On stage, Connolly, Liam O’Flynn, Noel Eccles, Rod McVey, Neil Martin and Gerry O’Beirne prepared to perform with a chamber orchestra and 50-strong male choir from Sibiu, in Transylvania, where Davey’s cycle debuted last year when it was a European City of Culture. Before them stood David Brophy, the principal conductor of the RTÉ Concert Orchestra.

What followed transfixed the people of Sapanta and visitors from around Romania who had crammed into the cemetery to hear it. By turns melancholy and rousing, contemplative and uplifting, the concert created what Davey called “a joyous vision of the living and the dead”.

“I was very moved to see the whole community here in the cemetery, sitting among the graves and the crosses,” the composer said after the performance.

“When we did the piece in Sibiu I thought it would be wonderful – but impossible – to do it here. But amazingly we got a ‘yes’ from Fr Lutsai.”

Fr Grigore Lutsai, Sapanta’s Orthodox priest, hailed the event as an “extraordinary experience for the people here”. “I didn’t think we could do it, but then Peter Hurley started working on me,” he said.

Fr Lutsai calls Dublin-born Hurley, a 42-year-old resident of Romania, “the most charming man I’ve ever met”. “I said: ‘We don’t have the resources,’ and he told me that he was not a rich man either but was totally committed to doing this. He talked to me day and night, and finally I agreed. He is a man of amazing character.”

Hurley made extraordinary efforts to stage the concert and three-day festival in Sapanta and hopes it will become an annual event. Plans came together too late to secure funding, so Hurley ploughed in the last of his savings and received confirmation that Davey and the Irish musicians could attend only three weeks before the start of the festival.

“Fr Lutsai was initially very enthusiastic, but with all the uncertainty and the lack of time that waned a little bit. When I said one day that, okay, we’re doing it, his jaw dropped and he took a step back. He took some time to think and then said: ‘All right, I’m in 100 per cent. Let’s do it.’ ”

As the Irish players and the Romanian orchestra and choir sent music soaring above the torch-lit Merry Cemetery, Davey spoke for many people when he called this “a perfect moment when the wildest of dreams came true”. For him this project is part of a drive to promote a “democracy of musicianship” between traditional and classically trained musicians and church singers, and to reconnect with ordinary people who have become alienated from contemporary classical music.
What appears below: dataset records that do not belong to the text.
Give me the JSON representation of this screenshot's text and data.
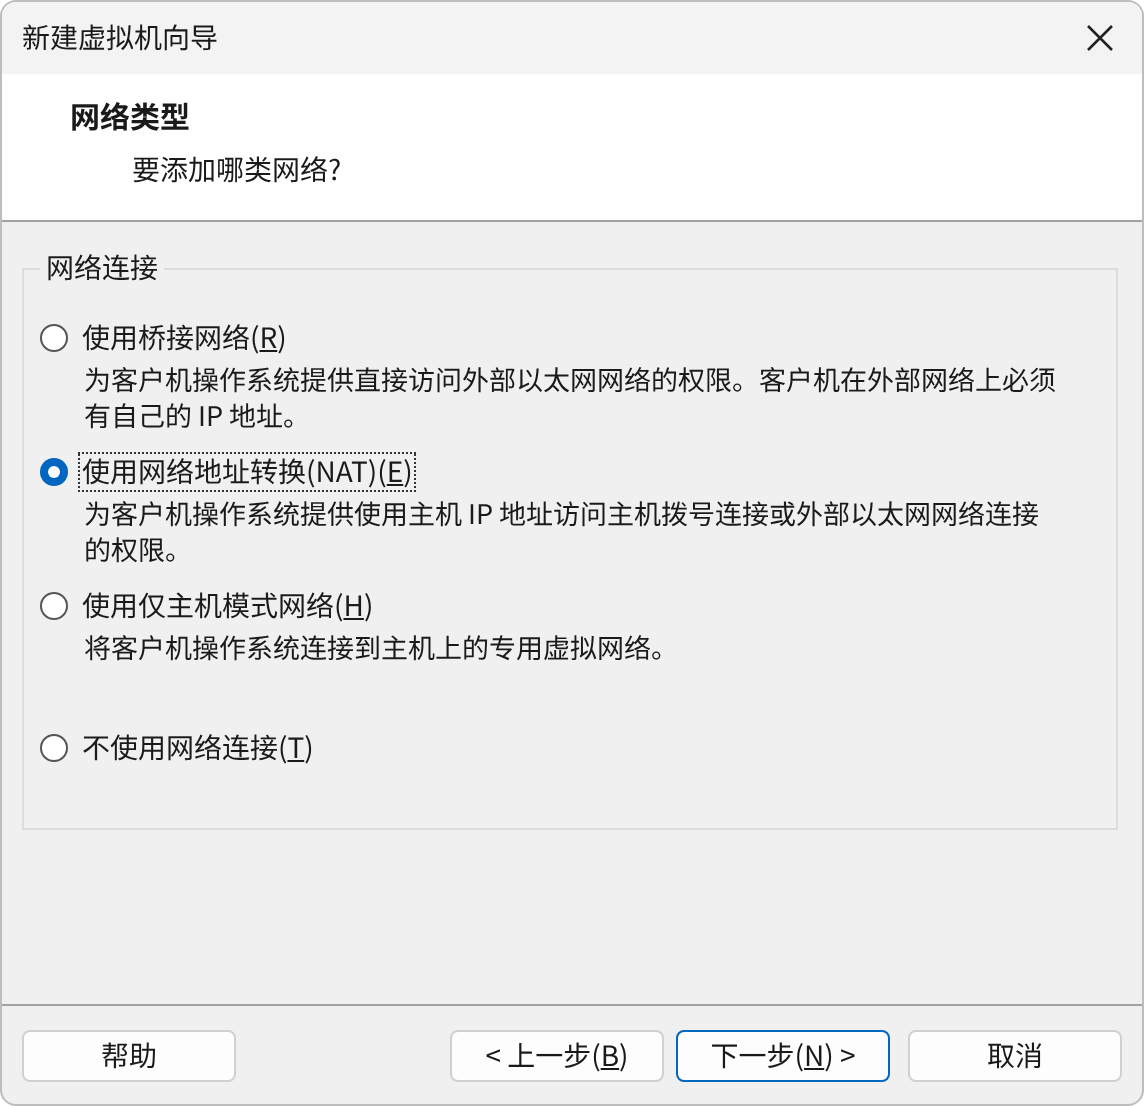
{
  "window": {
    "title": "新建虚拟机向导"
  },
  "header": {
    "title": "网络类型",
    "subtitle": "要添加哪类网络?"
  },
  "group": {
    "title": "网络连接",
    "options": [
      {
        "label_parts": [
          "使用桥接网络(",
          "R",
          ")"
        ],
        "description": "为客户机操作系统提供直接访问外部以太网网络的权限。客户机在外部网络上必须有自己的 IP 地址。",
        "selected": false,
        "focused": false
      },
      {
        "label_parts": [
          "使用网络地址转换(NAT)(",
          "E",
          ")"
        ],
        "description": "为客户机操作系统提供使用主机 IP 地址访问主机拨号连接或外部以太网网络连接的权限。",
        "selected": true,
        "focused": true
      },
      {
        "label_parts": [
          "使用仅主机模式网络(",
          "H",
          ")"
        ],
        "description": "将客户机操作系统连接到主机上的专用虚拟网络。",
        "selected": false,
        "focused": false
      },
      {
        "label_parts": [
          "不使用网络连接(",
          "T",
          ")"
        ],
        "selected": false,
        "focused": false
      }
    ]
  },
  "buttons": [
    {
      "kind": "help",
      "label_parts": [
        "帮助"
      ],
      "default": false
    },
    {
      "kind": "back",
      "label_parts": [
        "< 上一步(",
        "B",
        ")"
      ],
      "default": false
    },
    {
      "kind": "next",
      "label_parts": [
        "下一步(",
        "N",
        ") >"
      ],
      "default": true
    },
    {
      "kind": "cancel",
      "label_parts": [
        "取消"
      ],
      "default": false
    }
  ]
}
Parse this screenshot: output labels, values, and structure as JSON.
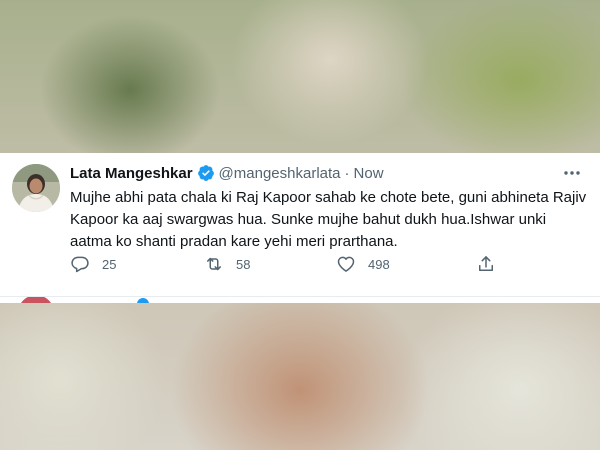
{
  "tweet": {
    "author_name": "Lata Mangeshkar",
    "handle": "@mangeshkarlata",
    "separator": "·",
    "time": "Now",
    "text": "Mujhe abhi pata chala ki Raj Kapoor sahab ke chote bete, guni abhineta Rajiv Kapoor ka aaj swargwas hua. Sunke mujhe bahut dukh hua.Ishwar unki aatma ko shanti pradan kare yehi meri prarthana.",
    "replies": "25",
    "retweets": "58",
    "likes": "498",
    "icons": {
      "verified": "verified-badge-icon",
      "more": "more-options-icon",
      "reply": "reply-icon",
      "retweet": "retweet-icon",
      "like": "heart-icon",
      "share": "share-icon"
    }
  },
  "colors": {
    "text_primary": "#0f1419",
    "text_secondary": "#536471",
    "verified_blue": "#1d9bf0"
  }
}
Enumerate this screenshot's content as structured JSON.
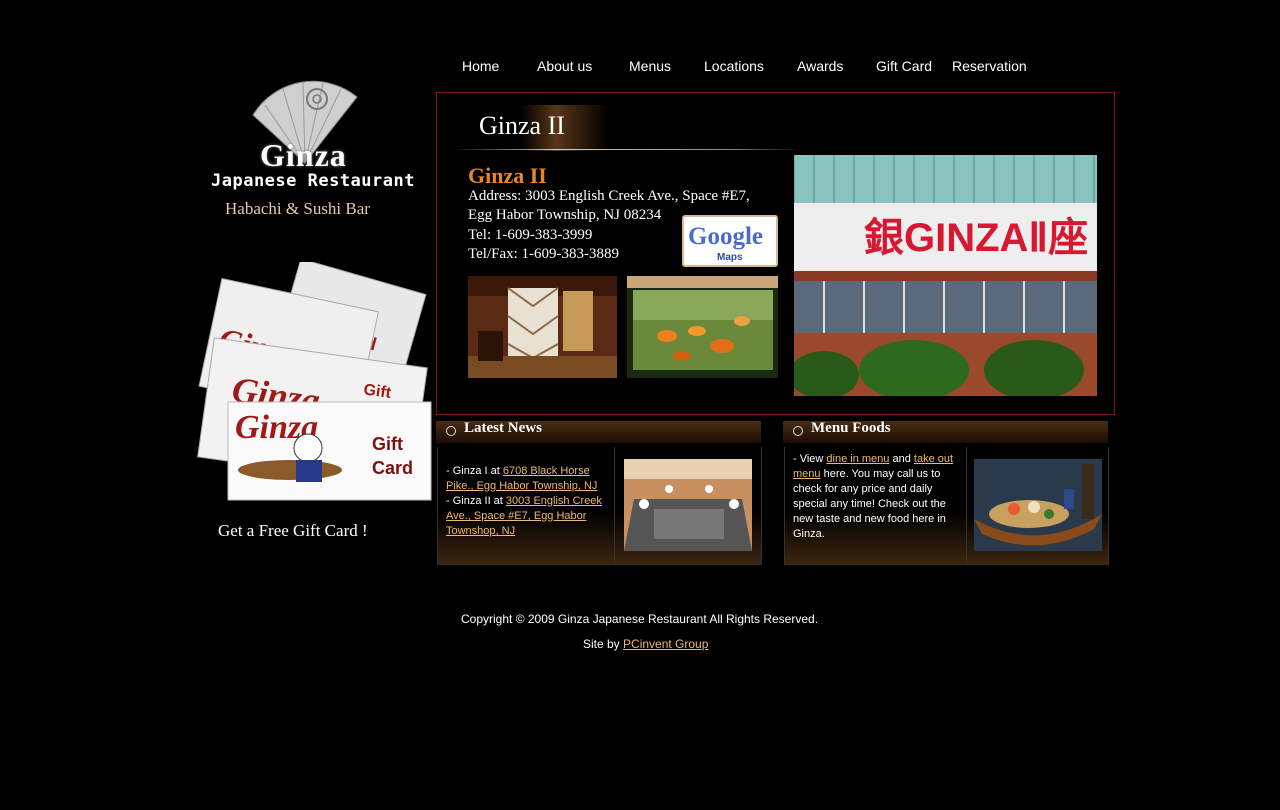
{
  "nav": {
    "items": [
      "Home",
      "About us",
      "Menus",
      "Locations",
      "Awards",
      "Gift Card",
      "Reservation"
    ]
  },
  "logo": {
    "title": "Ginza",
    "subtitle": "Japanese Restaurant",
    "tagline": "Habachi & Sushi Bar"
  },
  "gift": {
    "free_text": "Get a Free Gift Card !"
  },
  "location": {
    "header": "Ginza II",
    "name": "Ginza II",
    "address1": "Address: 3003 English Creek Ave., Space #E7,",
    "address2": "Egg Habor Township, NJ 08234",
    "tel": "Tel: 1-609-383-3999",
    "fax": "Tel/Fax: 1-609-383-3889",
    "map_button": {
      "brand": "Google",
      "sub": "Maps"
    }
  },
  "news": {
    "title": "Latest News",
    "item1_prefix": "- Ginza I at ",
    "item1_link": "6708 Black Horse Pike., Egg Habor Township, NJ",
    "item2_prefix": "- Ginza II at ",
    "item2_link": "3003 English Creek Ave., Space #E7, Egg Habor Townshop, NJ"
  },
  "menu_foods": {
    "title": "Menu Foods",
    "prefix": "- View ",
    "link1": "dine in menu",
    "middle": " and ",
    "link2": "take out menu",
    "suffix": " here. You may call us to check for any price and daily special any time! Check out the new taste and new food here in Ginza."
  },
  "footer": {
    "copyright": "Copyright © 2009 Ginza Japanese Restaurant  All Rights Reserved.",
    "site_by": "Site by ",
    "site_link": "PCinvent Group"
  }
}
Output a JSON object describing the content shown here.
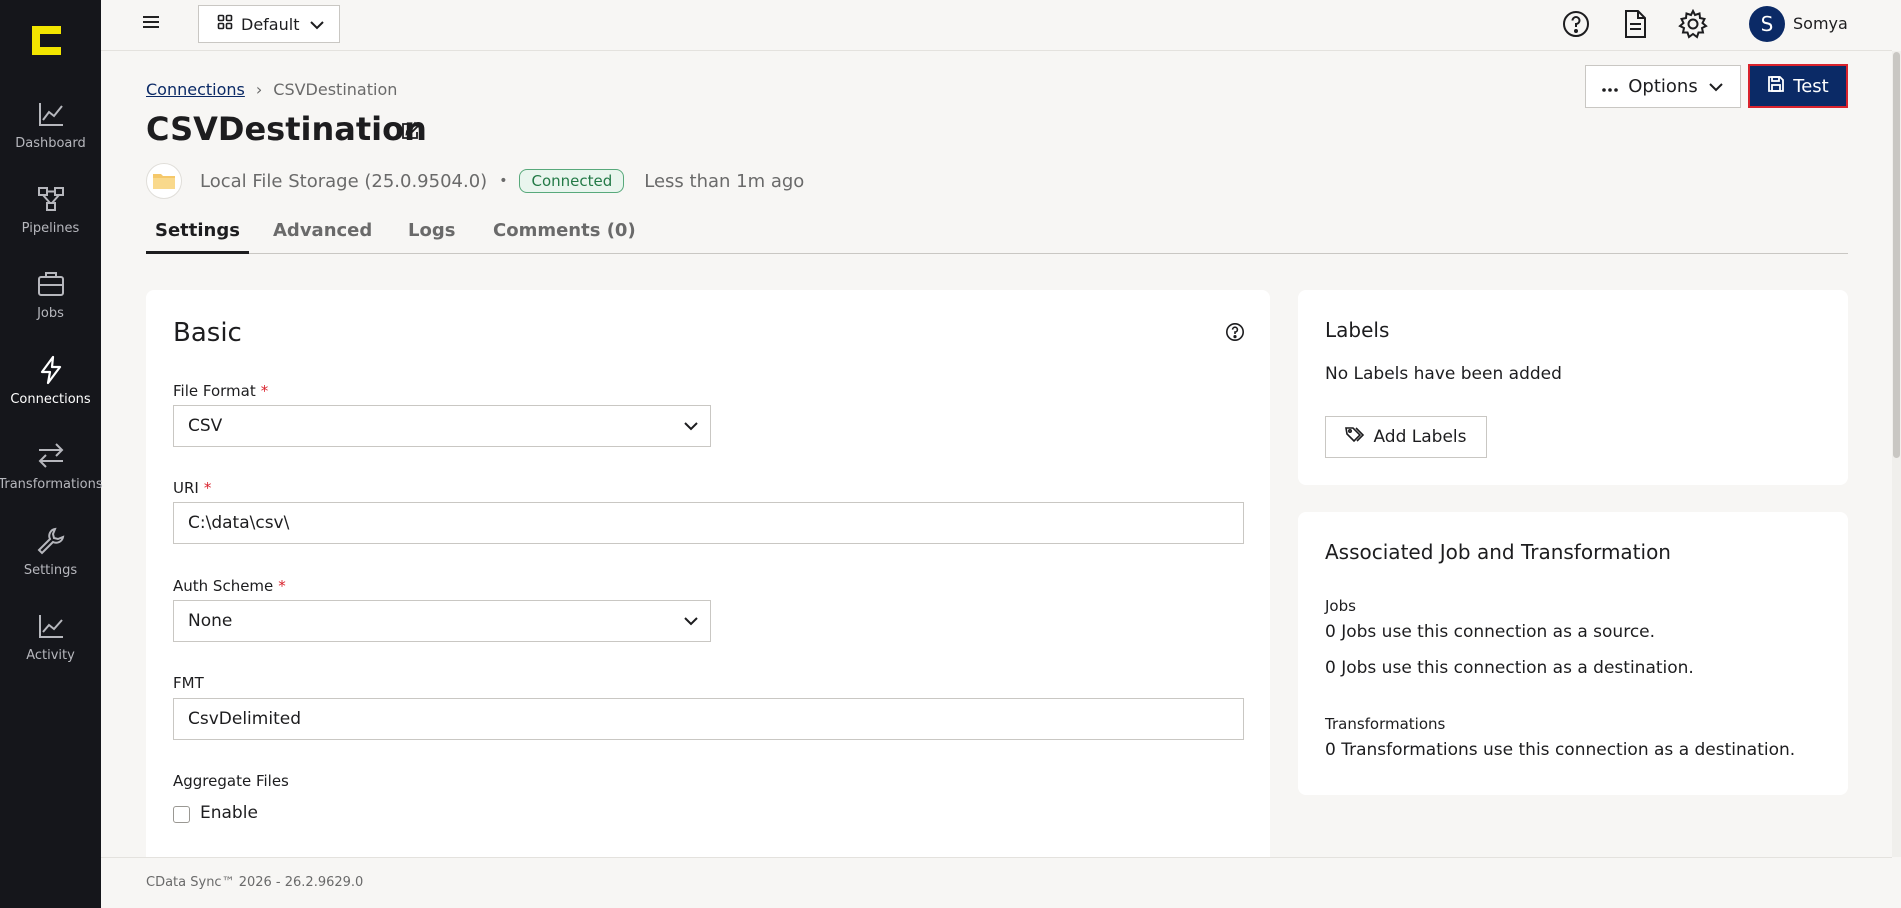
{
  "sidebar": {
    "items": [
      {
        "label": "Dashboard",
        "icon": "chart-line-icon"
      },
      {
        "label": "Pipelines",
        "icon": "pipeline-icon"
      },
      {
        "label": "Jobs",
        "icon": "briefcase-icon"
      },
      {
        "label": "Connections",
        "icon": "lightning-icon"
      },
      {
        "label": "Transformations",
        "icon": "arrows-swap-icon"
      },
      {
        "label": "Settings",
        "icon": "wrench-icon"
      },
      {
        "label": "Activity",
        "icon": "activity-chart-icon"
      }
    ],
    "active": "Connections"
  },
  "topbar": {
    "workspace_label": "Default",
    "user_initial": "S",
    "user_name": "Somya"
  },
  "header": {
    "breadcrumb_root": "Connections",
    "breadcrumb_sep": "›",
    "breadcrumb_current": "CSVDestination",
    "title": "CSVDestination",
    "options_label": "Options",
    "test_label": "Test"
  },
  "connection": {
    "provider": "Local File Storage (25.0.9504.0)",
    "dot": "•",
    "status": "Connected",
    "updated": "Less than 1m ago"
  },
  "tabs": [
    {
      "label": "Settings"
    },
    {
      "label": "Advanced"
    },
    {
      "label": "Logs"
    },
    {
      "label": "Comments (0)"
    }
  ],
  "basic": {
    "title": "Basic",
    "file_format_label": "File Format",
    "file_format_value": "CSV",
    "uri_label": "URI",
    "uri_value": "C:\\data\\csv\\",
    "auth_label": "Auth Scheme",
    "auth_value": "None",
    "fmt_label": "FMT",
    "fmt_value": "CsvDelimited",
    "aggregate_label": "Aggregate Files",
    "enable_label": "Enable",
    "required_mark": "*"
  },
  "labels": {
    "title": "Labels",
    "empty_text": "No Labels have been added",
    "add_button": "Add Labels"
  },
  "associated": {
    "title": "Associated Job and Transformation",
    "jobs_heading": "Jobs",
    "jobs_source": "0 Jobs use this connection as a source.",
    "jobs_destination": "0 Jobs use this connection as a destination.",
    "transformations_heading": "Transformations",
    "transformations_destination": "0 Transformations use this connection as a destination."
  },
  "footer": {
    "text": "CData Sync™ 2026 - 26.2.9629.0"
  },
  "colors": {
    "sidebar_bg": "#15161b",
    "brand_yellow": "#f2e500",
    "primary_navy": "#0b2a66",
    "status_green": "#237a47",
    "required_red": "#d9232d"
  }
}
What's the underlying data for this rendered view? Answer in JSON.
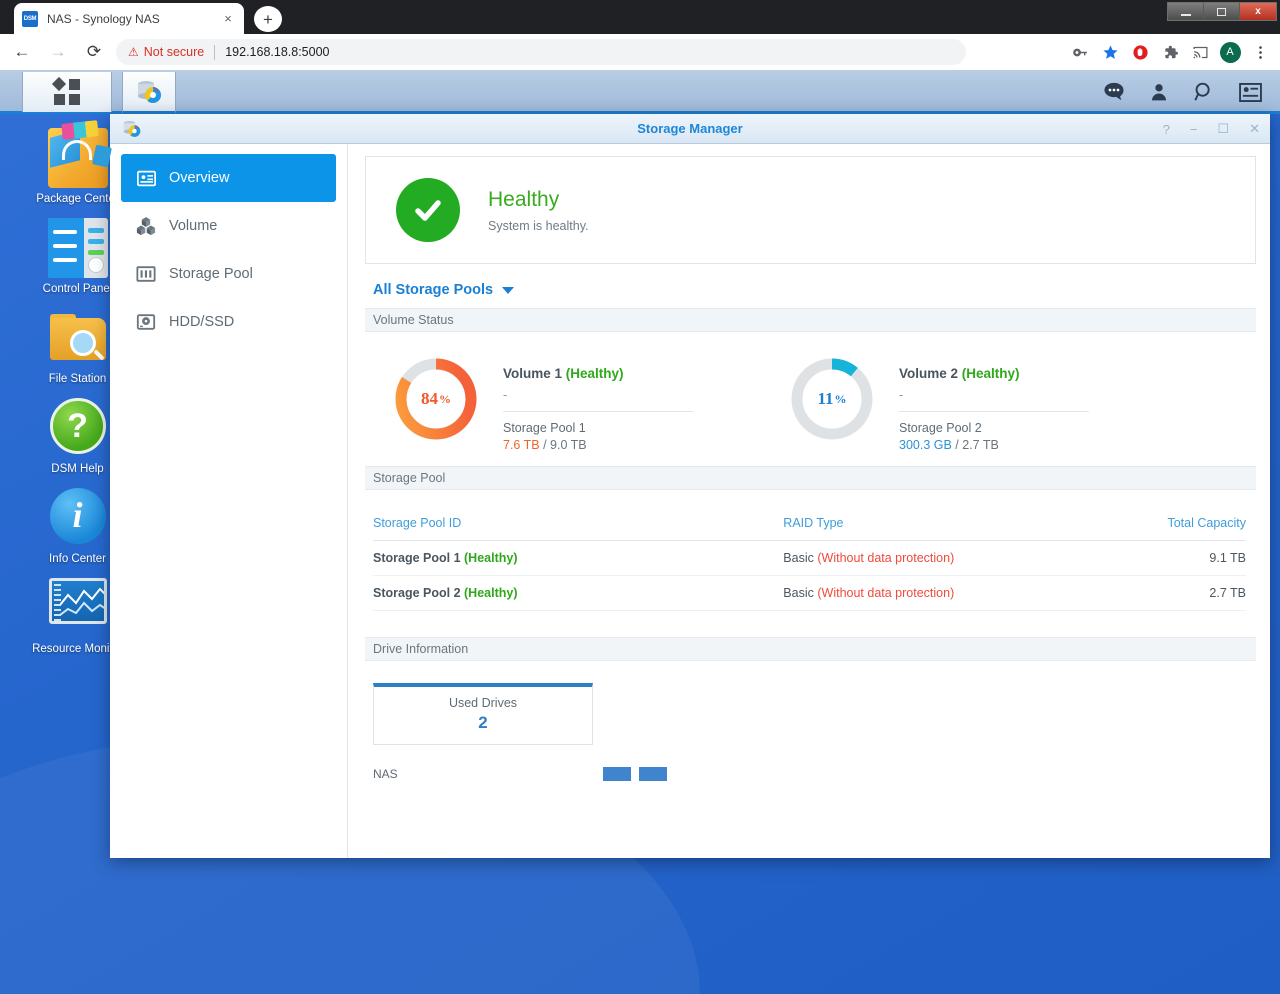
{
  "browser": {
    "tab": {
      "title": "NAS - Synology NAS",
      "favicon_label": "DSM",
      "close_label": "×"
    },
    "new_tab_label": "+",
    "nav": {
      "back": "←",
      "forward": "→",
      "reload": "⟳"
    },
    "omnibox": {
      "warning_icon": "warning-triangle-icon",
      "security_label": "Not secure",
      "url": "192.168.18.8:5000"
    },
    "toolbar_icons": [
      "password-key-icon",
      "bookmark-star-icon",
      "adblock-icon",
      "extensions-puzzle-icon",
      "cast-icon",
      "profile-avatar-icon",
      "chrome-menu-icon"
    ],
    "profile_initial": "A",
    "window_controls": {
      "minimize": "minimize-icon",
      "maximize": "maximize-icon",
      "close": "x"
    }
  },
  "dsm": {
    "taskbar": {
      "main_menu_icon": "dsm-main-menu-icon",
      "app_icon": "storage-manager-taskbar-icon",
      "right_icons": [
        "notifications-icon",
        "user-options-icon",
        "search-icon",
        "widgets-icon"
      ]
    },
    "shortcuts": [
      {
        "label": "Package Center",
        "icon": "package-center-icon"
      },
      {
        "label": "Control Panel",
        "icon": "control-panel-icon"
      },
      {
        "label": "File Station",
        "icon": "file-station-icon"
      },
      {
        "label": "DSM Help",
        "icon": "dsm-help-icon"
      },
      {
        "label": "Info Center",
        "icon": "info-center-icon"
      },
      {
        "label": "Resource Monitor",
        "icon": "resource-monitor-icon"
      }
    ]
  },
  "window": {
    "title": "Storage Manager",
    "controls": {
      "help": "?",
      "minimize": "−",
      "maximize": "☐",
      "close": "✕"
    }
  },
  "sidebar": {
    "items": [
      {
        "label": "Overview",
        "icon": "overview-icon",
        "active": true
      },
      {
        "label": "Volume",
        "icon": "volume-cubes-icon",
        "active": false
      },
      {
        "label": "Storage Pool",
        "icon": "storage-pool-icon",
        "active": false
      },
      {
        "label": "HDD/SSD",
        "icon": "hdd-ssd-icon",
        "active": false
      }
    ]
  },
  "health": {
    "status_icon": "check-circle-icon",
    "title": "Healthy",
    "subtitle": "System is healthy."
  },
  "pool_selector": {
    "label": "All Storage Pools",
    "caret": "chevron-down-icon"
  },
  "sections": {
    "volume_status": "Volume Status",
    "storage_pool": "Storage Pool",
    "drive_information": "Drive Information"
  },
  "volumes": [
    {
      "percent": "84",
      "percent_symbol": "%",
      "percent_value": 84,
      "name": "Volume 1",
      "status": "(Healthy)",
      "description": "-",
      "pool": "Storage Pool 1",
      "used": "7.6 TB",
      "separator": " / ",
      "total": "9.0 TB",
      "color": "#f5813b"
    },
    {
      "percent": "11",
      "percent_symbol": "%",
      "percent_value": 11,
      "name": "Volume 2",
      "status": "(Healthy)",
      "description": "-",
      "pool": "Storage Pool 2",
      "used": "300.3 GB",
      "separator": " / ",
      "total": "2.7 TB",
      "color": "#16b4d8"
    }
  ],
  "pool_table": {
    "headers": [
      "Storage Pool ID",
      "RAID Type",
      "Total Capacity"
    ],
    "rows": [
      {
        "id": "Storage Pool 1",
        "status": "(Healthy)",
        "raid": "Basic",
        "raid_note": "(Without data protection)",
        "capacity": "9.1 TB"
      },
      {
        "id": "Storage Pool 2",
        "status": "(Healthy)",
        "raid": "Basic",
        "raid_note": "(Without data protection)",
        "capacity": "2.7 TB"
      }
    ]
  },
  "drive_info": {
    "card_label": "Used Drives",
    "card_value": "2",
    "enclosure_label": "NAS",
    "slots": 2
  },
  "colors": {
    "accent_blue": "#1b7fd4",
    "healthy_green": "#2fa81b",
    "warn_red": "#ef4b3c",
    "volume1_orange": "#f5813b",
    "volume2_cyan": "#16b4d8",
    "link_blue": "#3e9ddb"
  }
}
Hurley hopes the festival will help “preserve the living traditions, based on the rural cycle, that have not been lost in Romania”, a country whose grim history of communist dictatorship followed by corrupt capitalism has made its people suspicious of outsiders bearing gifts.

“We did something that has never happened before in Romania,” said Hurley. “We came to town and put on a festival without expecting anything in return. Some of the locals wonder why, but with time, as it all sinks in, I hope they’ll realise that we did it for the best of reasons.”

Few of those who heard Voices from the Merry Cemeterylast weekend need any more convincing. "The music was wonderful, so happy and so sad, and I had goosebumps because I knew the people who the songs were about," said local woman Irina Pop. "I dearly hope the festival happens every year. It's just a bit of a shame that an Irishman and not a Romanian thought to create it."